When you combine these two ‘benefits’ you’re talking about saving approximately 30% of the clubs revenues that had been committed to expenditure over the next three months. At the same time there will be minimal impact on incoming cash thanks to the fact that we had already played the vast majority of our home games.
Time on our hands
So, as we sit with time on our hands and limited ways to spend it, as a club we can take stock of our position, and unlike many other clubs in the pyramid, plan for the future.

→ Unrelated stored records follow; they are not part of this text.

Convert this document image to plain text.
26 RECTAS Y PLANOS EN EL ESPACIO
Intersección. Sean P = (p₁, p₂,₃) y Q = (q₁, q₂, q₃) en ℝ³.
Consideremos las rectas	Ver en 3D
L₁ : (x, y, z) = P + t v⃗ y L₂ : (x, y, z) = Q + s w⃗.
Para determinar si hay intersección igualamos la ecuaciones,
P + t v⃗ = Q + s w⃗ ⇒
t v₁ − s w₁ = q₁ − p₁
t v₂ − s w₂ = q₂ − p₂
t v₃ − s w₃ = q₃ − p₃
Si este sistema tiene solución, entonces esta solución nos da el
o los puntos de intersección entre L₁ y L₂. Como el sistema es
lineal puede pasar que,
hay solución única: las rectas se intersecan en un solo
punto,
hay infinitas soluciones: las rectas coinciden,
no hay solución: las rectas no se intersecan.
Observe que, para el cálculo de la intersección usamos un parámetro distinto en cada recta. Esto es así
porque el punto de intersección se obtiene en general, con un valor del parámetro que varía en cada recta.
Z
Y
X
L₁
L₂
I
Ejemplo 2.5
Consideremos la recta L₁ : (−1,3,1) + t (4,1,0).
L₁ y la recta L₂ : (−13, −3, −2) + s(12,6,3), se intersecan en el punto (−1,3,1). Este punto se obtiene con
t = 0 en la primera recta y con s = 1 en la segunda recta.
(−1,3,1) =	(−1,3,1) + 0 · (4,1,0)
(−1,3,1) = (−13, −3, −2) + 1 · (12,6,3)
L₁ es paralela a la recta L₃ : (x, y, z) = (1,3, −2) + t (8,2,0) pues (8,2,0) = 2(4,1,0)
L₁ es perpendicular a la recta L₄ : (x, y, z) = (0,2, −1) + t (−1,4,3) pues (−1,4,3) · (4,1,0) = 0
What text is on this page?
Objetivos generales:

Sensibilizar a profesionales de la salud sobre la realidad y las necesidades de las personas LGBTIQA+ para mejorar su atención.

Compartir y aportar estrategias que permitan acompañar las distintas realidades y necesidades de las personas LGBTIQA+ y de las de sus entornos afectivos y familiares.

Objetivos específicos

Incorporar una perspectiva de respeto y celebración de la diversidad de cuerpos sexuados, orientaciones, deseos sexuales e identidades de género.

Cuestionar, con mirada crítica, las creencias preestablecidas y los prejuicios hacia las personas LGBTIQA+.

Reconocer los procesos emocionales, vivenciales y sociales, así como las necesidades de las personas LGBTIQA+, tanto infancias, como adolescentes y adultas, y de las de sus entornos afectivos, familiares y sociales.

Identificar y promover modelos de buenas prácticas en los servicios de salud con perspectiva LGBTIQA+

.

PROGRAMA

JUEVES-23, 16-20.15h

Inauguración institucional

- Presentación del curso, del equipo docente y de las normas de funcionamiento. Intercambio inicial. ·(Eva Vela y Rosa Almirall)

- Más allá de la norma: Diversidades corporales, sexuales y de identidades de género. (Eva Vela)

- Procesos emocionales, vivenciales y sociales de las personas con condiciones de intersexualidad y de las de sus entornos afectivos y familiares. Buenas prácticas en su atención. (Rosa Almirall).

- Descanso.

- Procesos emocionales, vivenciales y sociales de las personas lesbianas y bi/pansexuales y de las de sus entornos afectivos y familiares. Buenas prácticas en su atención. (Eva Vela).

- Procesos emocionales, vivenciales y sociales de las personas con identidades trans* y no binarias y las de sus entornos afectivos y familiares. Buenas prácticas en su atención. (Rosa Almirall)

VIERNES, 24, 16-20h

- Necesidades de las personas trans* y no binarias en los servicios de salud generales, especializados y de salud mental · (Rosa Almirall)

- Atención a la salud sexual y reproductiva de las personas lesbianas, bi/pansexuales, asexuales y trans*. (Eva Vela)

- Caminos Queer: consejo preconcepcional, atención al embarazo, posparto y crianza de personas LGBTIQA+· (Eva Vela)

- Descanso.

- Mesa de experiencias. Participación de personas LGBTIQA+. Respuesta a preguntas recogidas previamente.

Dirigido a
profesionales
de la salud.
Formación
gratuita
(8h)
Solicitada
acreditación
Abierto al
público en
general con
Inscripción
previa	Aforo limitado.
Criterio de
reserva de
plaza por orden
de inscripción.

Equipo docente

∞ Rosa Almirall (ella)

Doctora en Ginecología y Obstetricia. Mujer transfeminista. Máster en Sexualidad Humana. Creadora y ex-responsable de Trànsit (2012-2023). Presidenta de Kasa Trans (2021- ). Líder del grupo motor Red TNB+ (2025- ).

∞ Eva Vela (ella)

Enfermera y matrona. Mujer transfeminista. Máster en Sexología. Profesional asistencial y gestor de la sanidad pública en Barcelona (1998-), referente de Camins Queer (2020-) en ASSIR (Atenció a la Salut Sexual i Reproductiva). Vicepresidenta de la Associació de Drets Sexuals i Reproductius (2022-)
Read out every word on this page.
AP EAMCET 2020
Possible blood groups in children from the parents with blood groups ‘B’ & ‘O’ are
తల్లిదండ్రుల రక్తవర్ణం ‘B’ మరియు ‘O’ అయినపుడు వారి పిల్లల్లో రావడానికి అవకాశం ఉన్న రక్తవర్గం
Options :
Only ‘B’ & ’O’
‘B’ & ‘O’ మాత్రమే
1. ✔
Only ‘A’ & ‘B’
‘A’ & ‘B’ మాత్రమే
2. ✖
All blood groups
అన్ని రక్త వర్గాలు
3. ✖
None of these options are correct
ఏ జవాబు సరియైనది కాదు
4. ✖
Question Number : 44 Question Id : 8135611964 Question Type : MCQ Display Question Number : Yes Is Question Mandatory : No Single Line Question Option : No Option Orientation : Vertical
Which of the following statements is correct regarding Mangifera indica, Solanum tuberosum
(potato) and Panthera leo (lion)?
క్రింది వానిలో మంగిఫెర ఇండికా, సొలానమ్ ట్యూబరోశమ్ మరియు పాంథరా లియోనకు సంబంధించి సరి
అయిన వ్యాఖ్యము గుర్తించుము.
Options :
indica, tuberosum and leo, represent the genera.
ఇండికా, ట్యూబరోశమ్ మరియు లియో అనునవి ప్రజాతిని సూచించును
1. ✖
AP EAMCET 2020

As other EFL clubs beg for hand-outs and plead with agents to defer payments to players, the opportunity suddenly looks massive for us.
The market in this summer’s transfer window is almost certainly going to be awash with Championship players who their current clubs simply cannot afford to offer another deal to. After all, they will likely be paying their players the money they have asked them to defer now throughout the autumn, with cash flow unlikely to be available to add new players.
League One clubs – who will have to hand back their ‘up-front’ solidarity payments come the autumn – will simply be in no position to turn down even low-ball offers or their better players. As a result Sunderland, whether under Donald or a new owner, should be able to stock up on bright young players and experienced Championship pros for peanuts.
The benefit of being strategic
If I recall correctly (and if you doubt me go seek it out, after all you will have the time to trawl through Google and podcasts, it’ll kill some time) this is exactly the situation the ownership committed to putting us in when they first took over. If memory serves me correctly, they claimed if they could put the club in a stable financial position then they would be able to make better strategic decisions on investment when the time was right – rather than the reactionary ones that are seemingly part and parcel of the football business world.
And is that not where we find ourselves now? Not only capable of dealing with an unforeseen disruption but also in one where we can strategically plan to make ourselves stronger while others invest all their energy into surviving the storm.
So, as I already mentioned, is it not wise to use some of that newfound time we all have to perhaps reflect that while yet another 1-1 draw or losing to teams we should, on paper, be beating at home is disappointing that success is built in the long term. Not, as some would have you believe, from hoying money around in pursuit of quick fixes and instant gratification.
After all, you’d be hard pushed to find anyone that would describe the one time Donald bowed to fan pressure, broke from his model and splashed the cash (ahem Will Grigg) as good for the club, or a success. That in itself, having seen the trailers and reviews of STID s2, is almost worthy of a post in its own right...
Of course, there will be those who think I’m fantasising, I’m not: I am simply applying the maths and basic logic. After all business is about ‘survival of the fittest’, not “triumph of the fattest”. And as we enter this crisis, we look like the fittest kid on the block.